Esa descripción capta perfectamente la constitución del convaleciente, que es agudamente sensible a la vida de las calles pero al mismo tiempo extrañamente anestesiado por ella. Las poéticas de la convalecencia que son perceptibles en Poe, y que Baudelaire elaboró, lo hacen absolutamente central en el proceso de urbanización del romanticismo en la literatura de los siglos XIX y XX. Poe es para Baudelaire uno de los santos patronos de la modernidad metropolitana porque, como "el escritor de los nervios", también él es un convaleciente perpetuo. En el sensorium urbano descrito por ambos autores, los enfermos son demasiado sensibles para hacer frente a los sobresaltos de la vida cotidiana, y los sanos son constitucionalmente insensibles a su estética secreta.

Los convalecientes no están necesariamente confinados a una habitación de enfermo, o a algún bucólico escenario de refugio, a pesar de su debilidad y decrepitud. Encarnan la experiencia de la modernidad. En efecto, podría decirse que, para ser absolutamente moderno, como exigía Rimbaud, hay que estar convaleciente.

Pero, ¿qué pasa con aquellos ciudadanos menos capaces de vagar por la metrópolis en un estado de curiosidad febril y entusiasta? Si el poder del convaleciente proviene de una experiencia única de la modernidad -estar a la vez inmerso, con los sentidos refrescados, en el espectáculo de la ciudad moderna y apartarse con cautela de sus acontecimientos, como detrás de un cristal-, era un poder y una posición no accesible para todos. Al igual que el flâneur, el convaleciente contaba con una cierta invisibilidad en las calles, proporcionada por una especie de visibilidad dentro del orden social. En los bulevares del París de Baudelaire, este era en gran medida el privilegio del varón blanco burgués y el tiempo libre que le permitía su posición de clase.

Como nos recuerda Erika Diane Rappaport en "Shopping for Pleasure: Women in the Making of London's West End" (2000), no se puede negar que, a diferencia de la de un varón, "la libertad de una mujer para 'caminar sola' en la ciudad estaba restringida por inconvenientes y peligros físicos, así como por convenciones sociales que consideraban totalmente impropio para una dama burguesa vagar sola al aire libre". La flâneuse -a diferencia de las mujeres que, por razones profesionales o sociales, simplemente para viajar de aquí para allá, pasaban por las calles de la metrópoli- no es una fenómeno común. Pero su dolorosa y paradójica sensación de ser a la vez demasiado invisible y demasiado visible en las calles de la ciudad era característica de todas las mujeres en esas circunstancias fundamentales.
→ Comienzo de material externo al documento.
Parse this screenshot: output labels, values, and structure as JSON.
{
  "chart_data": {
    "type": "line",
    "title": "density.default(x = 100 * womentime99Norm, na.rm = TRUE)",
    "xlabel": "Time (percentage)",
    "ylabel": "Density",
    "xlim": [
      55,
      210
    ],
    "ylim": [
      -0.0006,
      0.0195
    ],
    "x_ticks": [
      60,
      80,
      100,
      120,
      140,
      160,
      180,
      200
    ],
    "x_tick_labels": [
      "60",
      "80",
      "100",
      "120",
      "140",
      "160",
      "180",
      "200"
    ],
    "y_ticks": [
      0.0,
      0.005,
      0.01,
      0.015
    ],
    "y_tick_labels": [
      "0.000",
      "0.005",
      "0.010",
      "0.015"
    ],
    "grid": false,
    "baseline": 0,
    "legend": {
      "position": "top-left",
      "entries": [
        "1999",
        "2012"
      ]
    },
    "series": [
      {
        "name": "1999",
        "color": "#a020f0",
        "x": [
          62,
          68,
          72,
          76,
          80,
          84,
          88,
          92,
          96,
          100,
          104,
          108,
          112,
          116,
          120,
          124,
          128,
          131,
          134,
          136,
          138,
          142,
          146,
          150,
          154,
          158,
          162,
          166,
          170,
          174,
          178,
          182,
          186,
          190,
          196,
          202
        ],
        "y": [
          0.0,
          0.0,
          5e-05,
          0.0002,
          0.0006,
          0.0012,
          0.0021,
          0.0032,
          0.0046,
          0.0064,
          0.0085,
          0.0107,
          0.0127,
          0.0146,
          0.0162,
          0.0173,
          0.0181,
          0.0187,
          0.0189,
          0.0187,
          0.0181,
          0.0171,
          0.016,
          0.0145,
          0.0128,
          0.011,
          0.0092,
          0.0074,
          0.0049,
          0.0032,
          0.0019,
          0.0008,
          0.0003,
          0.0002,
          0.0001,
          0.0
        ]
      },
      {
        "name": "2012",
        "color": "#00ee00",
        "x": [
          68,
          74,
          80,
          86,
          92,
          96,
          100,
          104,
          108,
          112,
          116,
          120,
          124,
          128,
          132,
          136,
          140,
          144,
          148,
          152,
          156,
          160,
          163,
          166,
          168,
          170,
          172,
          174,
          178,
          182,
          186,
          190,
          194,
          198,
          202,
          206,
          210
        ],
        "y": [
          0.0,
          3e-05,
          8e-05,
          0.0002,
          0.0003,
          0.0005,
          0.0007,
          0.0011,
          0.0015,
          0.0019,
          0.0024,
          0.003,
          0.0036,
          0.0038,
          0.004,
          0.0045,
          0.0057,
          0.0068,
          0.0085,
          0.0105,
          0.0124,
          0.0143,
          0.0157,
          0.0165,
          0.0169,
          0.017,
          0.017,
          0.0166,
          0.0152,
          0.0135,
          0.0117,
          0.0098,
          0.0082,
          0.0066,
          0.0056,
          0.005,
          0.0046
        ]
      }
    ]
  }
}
Hay que añadir, sin embargo, que el territorio masculino al que se refiere Rappaport no es homogéneo ni socialmente uniforme, excepto, sin duda, en la medida en que margina a las caminantes mujeres. Muchos paseantes masculinos de la época, lejos de sentirse autorizados en las calles, las encuentran claramente hostiles, por una variedad de razones diferentes. Son los exiliados internos de la ciudad, incluso si su sentido de no pertenecer desde el principio es mucho menos tenso, mucho menos cargado de historias de explotación y opresión que el de las mujeres o de los varones y mujeres de color. Numerosos vecinos de la ciudad no podían permitirse funcionar como en la bella descripción del flâneur de Baudelaire, quien lo presentaba como "un caleidoscopio dotado de conciencia".